New Technique Lets Researchers Find Cancer-Promoting Gene Fusions
Researchers have created an efficient way to detect genes that have been inappropriately fused together, a type of genetic abnormality that spurs the growth of blood and prostate cancers. The scientists also showed that they could use this technology to identify previously unrecognized gene fusions lurking in tumor cells.
Howard Hughes Medical Institute investigator Arul M. Chinnaiyan and a team of colleagues at the University of Michigan Medical School describe the new technique in an advance online article published in Nature.
According to current thinking, leukemia, lymphoma, and other blood cancers are caused when chromosomes inappropriately swap pieces of genetic material in a process called translocation. In blood cancers, the reshuffling of broken chromosome segments can lead to a forced marriage between a promoter (a gene control element) and a cell growth gene, creating fusion genes that can spur rapid and uncontrolled cell division. The most well-known fusion event is between two genes known as Bcr and Abl, which results in a product known as the Philadelphia chromosome. The Philadelphia chromosome triggers the runaway growth of white blood cells characteristic of chronic myelogenous leukemia (CML).
In contrast to these blood cancers, most solid tumors were thought to be caused by mutations that affect one or more growth-regulating genes in the cell, making it more difficult to design drugs to treat them. In 2005, however, Chinnaiyan and his colleagues showed that fusion genes can also spur the development of a solid tumor: prostate cancer.
“We identified gene fusions in prostate cancer at a very high prevalence - 70 percent or higher,” he says. “That told us that these fusions are likely present in many common solid tumors, but we didn't have a good way to identify them.”

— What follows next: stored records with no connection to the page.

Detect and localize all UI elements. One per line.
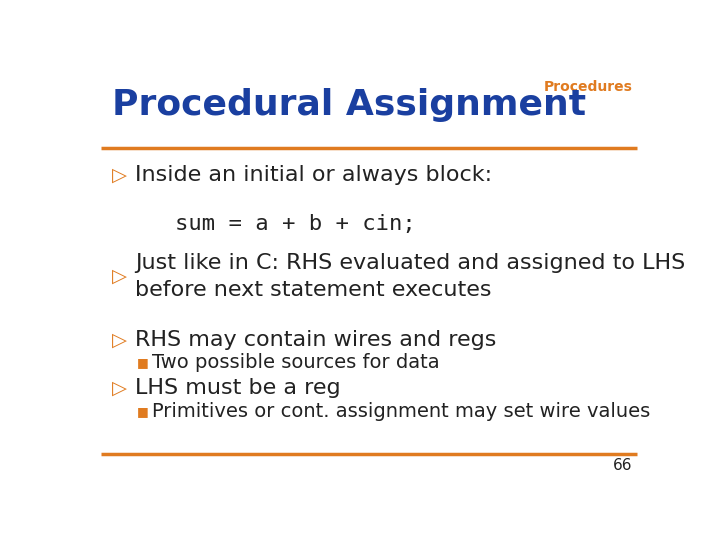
Text: Two possible sources for data: Two possible sources for data	[152, 353, 440, 372]
Text: RHS may contain wires and regs: RHS may contain wires and regs	[135, 330, 496, 350]
Text: ▷: ▷	[112, 330, 127, 349]
Text: ■: ■	[137, 356, 148, 369]
Text: ▷: ▷	[112, 165, 127, 185]
Text: Just like in C: RHS evaluated and assigned to LHS
before next statement executes: Just like in C: RHS evaluated and assign…	[135, 253, 685, 300]
Text: 66: 66	[613, 458, 632, 473]
Text: sum = a + b + cin;: sum = a + b + cin;	[175, 214, 416, 234]
Text: Procedural Assignment: Procedural Assignment	[112, 88, 586, 122]
Text: ▷: ▷	[112, 379, 127, 397]
Text: Inside an initial or always block:: Inside an initial or always block:	[135, 165, 492, 185]
Text: Primitives or cont. assignment may set wire values: Primitives or cont. assignment may set w…	[152, 402, 650, 421]
Text: ▷: ▷	[112, 267, 127, 286]
Text: ■: ■	[137, 405, 148, 418]
Text: Procedures: Procedures	[544, 80, 632, 94]
Text: LHS must be a reg: LHS must be a reg	[135, 378, 341, 398]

Chinnaiyan and his colleagues have been working on new ways to identify gene fusions in solid tumors, and their Nature article describes their success in designing a new approach. The strategy is based on combining two different methods to sequence the messenger RNA inside a cell. Messenger RNA is a copy of the information encoded by that cell's active genes. One sequencing technology produces long sequences that point toward locations where DNA segments may have been inappropriately joined. A second sequencing technology generates shorter but more numerous sequences to confirm and pinpoint the problem. “If you use either of the techniques by themselves, you end up generating too many false positives,” Chinnaiyan says. “But if you combine them, you can home in on the real fusions in the sample.”

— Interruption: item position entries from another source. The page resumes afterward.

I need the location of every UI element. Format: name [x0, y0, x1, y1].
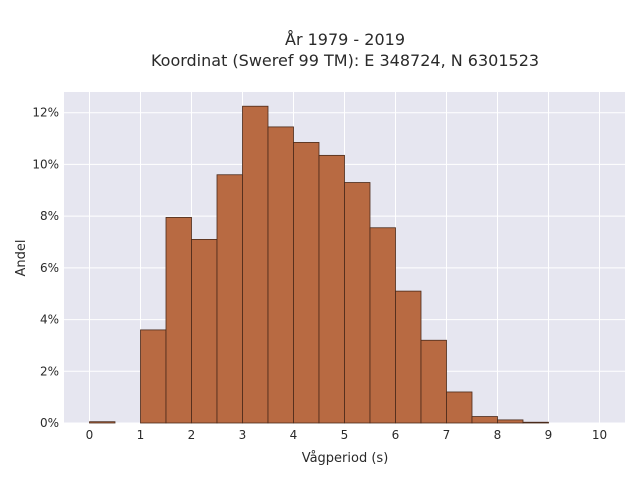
x-tick-label: 8: [494, 428, 502, 442]
x-tick-label: 9: [545, 428, 553, 442]
histogram-bars: [89, 105, 549, 424]
y-axis-label: Andel: [14, 240, 29, 277]
histogram-bar: [522, 421, 549, 424]
histogram-bar: [216, 174, 243, 424]
y-tick-label: 4%: [40, 313, 59, 327]
y-tick-label: 0%: [40, 416, 59, 430]
chart-title-line1: År 1979 - 2019: [285, 30, 405, 49]
histogram-bar: [242, 105, 269, 424]
histogram-bar: [446, 391, 473, 424]
histogram-bar: [420, 339, 447, 424]
x-tick-label: 3: [239, 428, 247, 442]
histogram-bar: [369, 227, 396, 424]
x-axis-ticks: 0 1 2 3 4 5 6 7 8 9 10: [86, 428, 607, 442]
x-tick-label: 6: [392, 428, 400, 442]
y-tick-label: 10%: [32, 157, 59, 171]
x-tick-label: 5: [341, 428, 349, 442]
histogram-bar: [267, 126, 294, 424]
x-tick-label: 7: [443, 428, 451, 442]
histogram-bar: [293, 142, 320, 424]
y-axis-ticks: 0% 2% 4% 6% 8% 10% 12%: [32, 106, 59, 430]
histogram-bar: [89, 421, 116, 424]
y-tick-label: 6%: [40, 261, 59, 275]
histogram-bar: [165, 217, 192, 424]
x-tick-label: 10: [592, 428, 607, 442]
histogram-bar: [395, 290, 422, 424]
y-tick-label: 12%: [32, 106, 59, 120]
x-axis-label: Vågperiod (s): [302, 451, 389, 466]
x-tick-label: 2: [188, 428, 196, 442]
histogram-bar: [471, 416, 498, 424]
histogram-bar: [497, 419, 524, 424]
x-tick-label: 0: [86, 428, 94, 442]
histogram-bar: [191, 238, 218, 424]
y-tick-label: 8%: [40, 209, 59, 223]
histogram-bar: [344, 182, 371, 424]
histogram-bar: [318, 154, 345, 424]
x-tick-label: 1: [137, 428, 145, 442]
chart-title-line2: Koordinat (Sweref 99 TM): E 348724, N 63…: [151, 51, 539, 70]
histogram-bar: [140, 329, 167, 424]
x-tick-label: 4: [290, 428, 298, 442]
y-tick-label: 2%: [40, 364, 59, 378]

Chinnaiyan and his coworkers did a “dry run” of their new technique — using it to see if they could detect the Bcr-Abl fusion gene in leukemia cells. “If it hadn't been discovered by other people, we could have discovered it using this technology.” They also used the technique to identify a common gene fusion and several less common fusions in prostate cancer cells. “It's a proof of concept,” he says. “This is priming us and the research community at large to look for gene fusions in cancer in general.”
The new technique may improve both the early detection and treatment of cancer, Chinnaiyan says. He and his colleagues have identified gene fusions only in cancerous cells, suggesting that fusion genes themselves act as a signpost for the development of cancer.
Already, Chinnaiyan and his colleagues are using gene fusions in new tests for prostate cancer. “We're trying to detect these fusions in the urine of men so we can predict who has prostate cancer and who has the more aggressive forms of prostate cancer,” he says. The current test, which looks for elevated levels of a marker called prostate-specific antigen (PSA), “has a lot of drawbacks, in that only 20 percent of patients who have an elevated PSA actually have prostate cancer. We would like to develop better diagnostics.”
Identifying the fusion responsible for a cancer also can suggest new ways of treating that cancer. For example, if a particular fusion causes a growth-related gene to be overactive, new drugs could shut down the gene or block its products. “Once you have identified a fusion for a particular cancer type, you want to figure out ways to therapeutically target it,” Chinnaiyan says.
Chinnaiyan, who trained as both a physician and a researcher, is the founding director of the Center for Translational Pathology at the University of Michigan, which has the goal of translating basic research results into real world applications. The center brings together people with different backgrounds to work on research-based treatments for cancer and other diseases. “One type of physician or one type of scientist can't make that happen in isolation,” he says. “We need expertise coming together to translate these findings into the clinic.”